Trump calls Rubio, ‘Little Marco’ – because he’s short and Cruz ‘Lyin’ Ted’,
because – fill in the blank. Rubio decided to take Trump on by calling attention to
The Donald’s hands. "If they're small, something else must be small." Huh? We
know the reference, but how did we get there exactly?

The Don then responded to Rubio's assessment of his hands: "Look at these
hands. Are these small hands? I guarantee you there's no problem, I guarantee
you." Surprise, surprise. The Donald didn’t drop his trousers – yet – but he did
reach a new low below the belt. Oh you just know you’re saying to yourself: ‘is
that your hand in your pocket or are you happy to see me?’ or ‘hand it over’ or
‘sleight of hand’ or ‘what a dick’, ad inf. What devotees might have said: ‘Trump
manned up’ or ‘you have to hand it to him’ or ‘he’ll win hands down’. The Donald
said of his ex-best friend/ex-sycophantic supporter Mitt Romney, “If I had said
drop to your knees, he would have.” Okay. Let’s not go there. I blame it on the
krap KKKKKKardashians. Time for the naughty step for Dumb, Dumber and
Dumbest.


Keep Your Hands Off

Banksy unmasked? I do hope not, but if you must know, it’s Robin Gunningham.
Gunningham was first named as Banksy by the
Daily Mail in 2008.

Scientists at Queen Mary University of London said the pattern of how Banksy’s
artworks were distributed suggested he was the artist. Hmmm. Curious, but
perhaps not so. Geographic profiling is a technique used in fields from
criminology to the study of patterns of infectious disease. Who knew?
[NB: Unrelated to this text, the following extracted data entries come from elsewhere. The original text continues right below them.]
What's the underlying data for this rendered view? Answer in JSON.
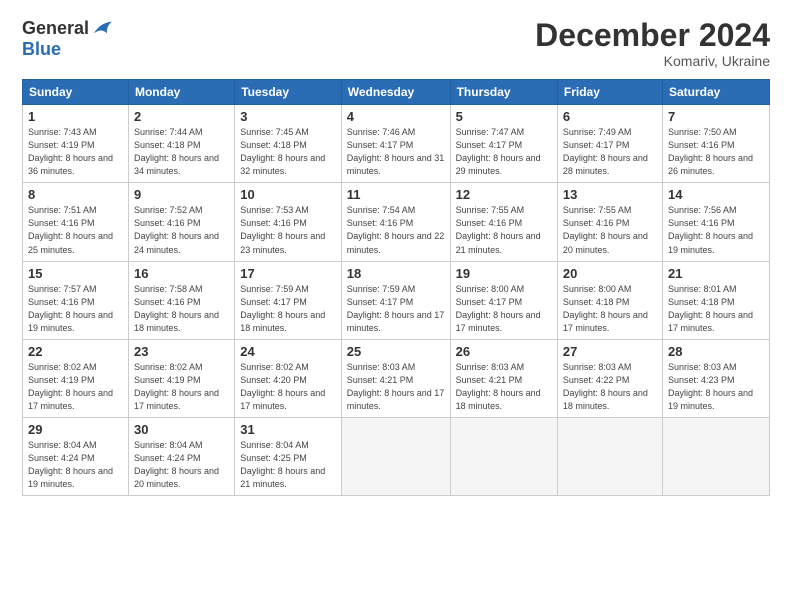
{
  "header": {
    "logo_general": "General",
    "logo_blue": "Blue",
    "month_title": "December 2024",
    "subtitle": "Komariv, Ukraine"
  },
  "weekdays": [
    "Sunday",
    "Monday",
    "Tuesday",
    "Wednesday",
    "Thursday",
    "Friday",
    "Saturday"
  ],
  "weeks": [
    [
      {
        "day": "1",
        "sunrise": "Sunrise: 7:43 AM",
        "sunset": "Sunset: 4:19 PM",
        "daylight": "Daylight: 8 hours and 36 minutes."
      },
      {
        "day": "2",
        "sunrise": "Sunrise: 7:44 AM",
        "sunset": "Sunset: 4:18 PM",
        "daylight": "Daylight: 8 hours and 34 minutes."
      },
      {
        "day": "3",
        "sunrise": "Sunrise: 7:45 AM",
        "sunset": "Sunset: 4:18 PM",
        "daylight": "Daylight: 8 hours and 32 minutes."
      },
      {
        "day": "4",
        "sunrise": "Sunrise: 7:46 AM",
        "sunset": "Sunset: 4:17 PM",
        "daylight": "Daylight: 8 hours and 31 minutes."
      },
      {
        "day": "5",
        "sunrise": "Sunrise: 7:47 AM",
        "sunset": "Sunset: 4:17 PM",
        "daylight": "Daylight: 8 hours and 29 minutes."
      },
      {
        "day": "6",
        "sunrise": "Sunrise: 7:49 AM",
        "sunset": "Sunset: 4:17 PM",
        "daylight": "Daylight: 8 hours and 28 minutes."
      },
      {
        "day": "7",
        "sunrise": "Sunrise: 7:50 AM",
        "sunset": "Sunset: 4:16 PM",
        "daylight": "Daylight: 8 hours and 26 minutes."
      }
    ],
    [
      {
        "day": "8",
        "sunrise": "Sunrise: 7:51 AM",
        "sunset": "Sunset: 4:16 PM",
        "daylight": "Daylight: 8 hours and 25 minutes."
      },
      {
        "day": "9",
        "sunrise": "Sunrise: 7:52 AM",
        "sunset": "Sunset: 4:16 PM",
        "daylight": "Daylight: 8 hours and 24 minutes."
      },
      {
        "day": "10",
        "sunrise": "Sunrise: 7:53 AM",
        "sunset": "Sunset: 4:16 PM",
        "daylight": "Daylight: 8 hours and 23 minutes."
      },
      {
        "day": "11",
        "sunrise": "Sunrise: 7:54 AM",
        "sunset": "Sunset: 4:16 PM",
        "daylight": "Daylight: 8 hours and 22 minutes."
      },
      {
        "day": "12",
        "sunrise": "Sunrise: 7:55 AM",
        "sunset": "Sunset: 4:16 PM",
        "daylight": "Daylight: 8 hours and 21 minutes."
      },
      {
        "day": "13",
        "sunrise": "Sunrise: 7:55 AM",
        "sunset": "Sunset: 4:16 PM",
        "daylight": "Daylight: 8 hours and 20 minutes."
      },
      {
        "day": "14",
        "sunrise": "Sunrise: 7:56 AM",
        "sunset": "Sunset: 4:16 PM",
        "daylight": "Daylight: 8 hours and 19 minutes."
      }
    ],
    [
      {
        "day": "15",
        "sunrise": "Sunrise: 7:57 AM",
        "sunset": "Sunset: 4:16 PM",
        "daylight": "Daylight: 8 hours and 19 minutes."
      },
      {
        "day": "16",
        "sunrise": "Sunrise: 7:58 AM",
        "sunset": "Sunset: 4:16 PM",
        "daylight": "Daylight: 8 hours and 18 minutes."
      },
      {
        "day": "17",
        "sunrise": "Sunrise: 7:59 AM",
        "sunset": "Sunset: 4:17 PM",
        "daylight": "Daylight: 8 hours and 18 minutes."
      },
      {
        "day": "18",
        "sunrise": "Sunrise: 7:59 AM",
        "sunset": "Sunset: 4:17 PM",
        "daylight": "Daylight: 8 hours and 17 minutes."
      },
      {
        "day": "19",
        "sunrise": "Sunrise: 8:00 AM",
        "sunset": "Sunset: 4:17 PM",
        "daylight": "Daylight: 8 hours and 17 minutes."
      },
      {
        "day": "20",
        "sunrise": "Sunrise: 8:00 AM",
        "sunset": "Sunset: 4:18 PM",
        "daylight": "Daylight: 8 hours and 17 minutes."
      },
      {
        "day": "21",
        "sunrise": "Sunrise: 8:01 AM",
        "sunset": "Sunset: 4:18 PM",
        "daylight": "Daylight: 8 hours and 17 minutes."
      }
    ],
    [
      {
        "day": "22",
        "sunrise": "Sunrise: 8:02 AM",
        "sunset": "Sunset: 4:19 PM",
        "daylight": "Daylight: 8 hours and 17 minutes."
      },
      {
        "day": "23",
        "sunrise": "Sunrise: 8:02 AM",
        "sunset": "Sunset: 4:19 PM",
        "daylight": "Daylight: 8 hours and 17 minutes."
      },
      {
        "day": "24",
        "sunrise": "Sunrise: 8:02 AM",
        "sunset": "Sunset: 4:20 PM",
        "daylight": "Daylight: 8 hours and 17 minutes."
      },
      {
        "day": "25",
        "sunrise": "Sunrise: 8:03 AM",
        "sunset": "Sunset: 4:21 PM",
        "daylight": "Daylight: 8 hours and 17 minutes."
      },
      {
        "day": "26",
        "sunrise": "Sunrise: 8:03 AM",
        "sunset": "Sunset: 4:21 PM",
        "daylight": "Daylight: 8 hours and 18 minutes."
      },
      {
        "day": "27",
        "sunrise": "Sunrise: 8:03 AM",
        "sunset": "Sunset: 4:22 PM",
        "daylight": "Daylight: 8 hours and 18 minutes."
      },
      {
        "day": "28",
        "sunrise": "Sunrise: 8:03 AM",
        "sunset": "Sunset: 4:23 PM",
        "daylight": "Daylight: 8 hours and 19 minutes."
      }
    ],
    [
      {
        "day": "29",
        "sunrise": "Sunrise: 8:04 AM",
        "sunset": "Sunset: 4:24 PM",
        "daylight": "Daylight: 8 hours and 19 minutes."
      },
      {
        "day": "30",
        "sunrise": "Sunrise: 8:04 AM",
        "sunset": "Sunset: 4:24 PM",
        "daylight": "Daylight: 8 hours and 20 minutes."
      },
      {
        "day": "31",
        "sunrise": "Sunrise: 8:04 AM",
        "sunset": "Sunset: 4:25 PM",
        "daylight": "Daylight: 8 hours and 21 minutes."
      },
      null,
      null,
      null,
      null
    ]
  ]
}
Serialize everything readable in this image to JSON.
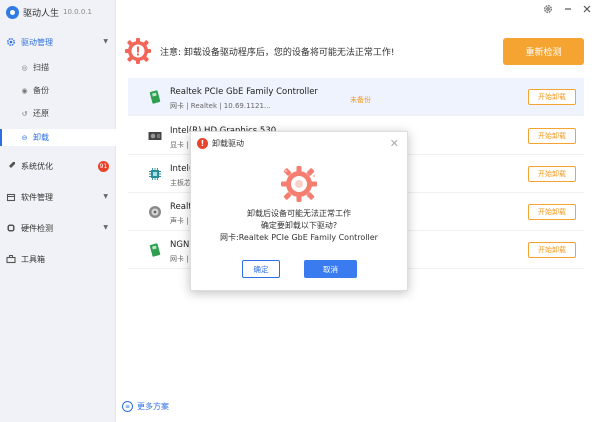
{
  "app": {
    "name": "驱动人生",
    "version": "10.0.0.1"
  },
  "sidebar": {
    "groups": [
      {
        "label": "驱动管理",
        "icon": "gear-icon"
      },
      {
        "label": "系统优化",
        "icon": "rocket-icon",
        "badge": "91"
      },
      {
        "label": "软件管理",
        "icon": "box-icon"
      },
      {
        "label": "硬件检测",
        "icon": "hardware-icon"
      },
      {
        "label": "工具箱",
        "icon": "toolbox-icon"
      }
    ],
    "sub_items": [
      {
        "label": "扫描",
        "icon": "scan-icon"
      },
      {
        "label": "备份",
        "icon": "backup-icon"
      },
      {
        "label": "还原",
        "icon": "restore-icon"
      },
      {
        "label": "卸载",
        "icon": "uninstall-icon"
      }
    ],
    "more_solutions": "更多方案"
  },
  "notice": {
    "text": "注意: 卸载设备驱动程序后，您的设备将可能无法正常工作!",
    "recheck_label": "重新检测"
  },
  "drivers": [
    {
      "name": "Realtek PCIe GbE Family Controller",
      "meta": "网卡 | Realtek    | 10.69.1121...",
      "status": "未备份",
      "action": "开始卸载",
      "icon": "network-card-icon"
    },
    {
      "name": "Intel(R) HD Graphics 530",
      "meta": "显卡 | ...",
      "status": "",
      "action": "开始卸载",
      "icon": "graphics-card-icon"
    },
    {
      "name": "Intel(R) ...",
      "meta": "主板芯...",
      "status": "",
      "action": "开始卸载",
      "icon": "chipset-icon"
    },
    {
      "name": "Realt...",
      "meta": "声卡 | ...",
      "status": "",
      "action": "开始卸载",
      "icon": "audio-icon"
    },
    {
      "name": "NGN...",
      "meta": "网卡 | ...",
      "status": "",
      "action": "开始卸载",
      "icon": "network-card-icon"
    }
  ],
  "dialog": {
    "title": "卸载驱动",
    "line1": "卸载后设备可能无法正常工作",
    "line2": "确定要卸载以下驱动?",
    "line3": "网卡:Realtek PCIe GbE Family Controller",
    "ok_label": "确定",
    "cancel_label": "取消"
  },
  "colors": {
    "accent": "#2f6fe4",
    "orange": "#f5a432",
    "alert_red": "#e8432b"
  }
}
Researchers analysed a series of locations of 192 Banksy artworks in London
and Bristol and then mapped them against “anchor points” such as the homes of
people suspected of being Banksy. The sleuths suggested that analysis of minor
terrorism-related acts could be used to help locate terrorist bases before more
serious incidents occur as well as where epidemics start. Well, that all sounds
promising, but unmasking Banksy? We don’t want to know do we? Knowing his
name, his dog’s name, where he lives is antithetical to his artwork.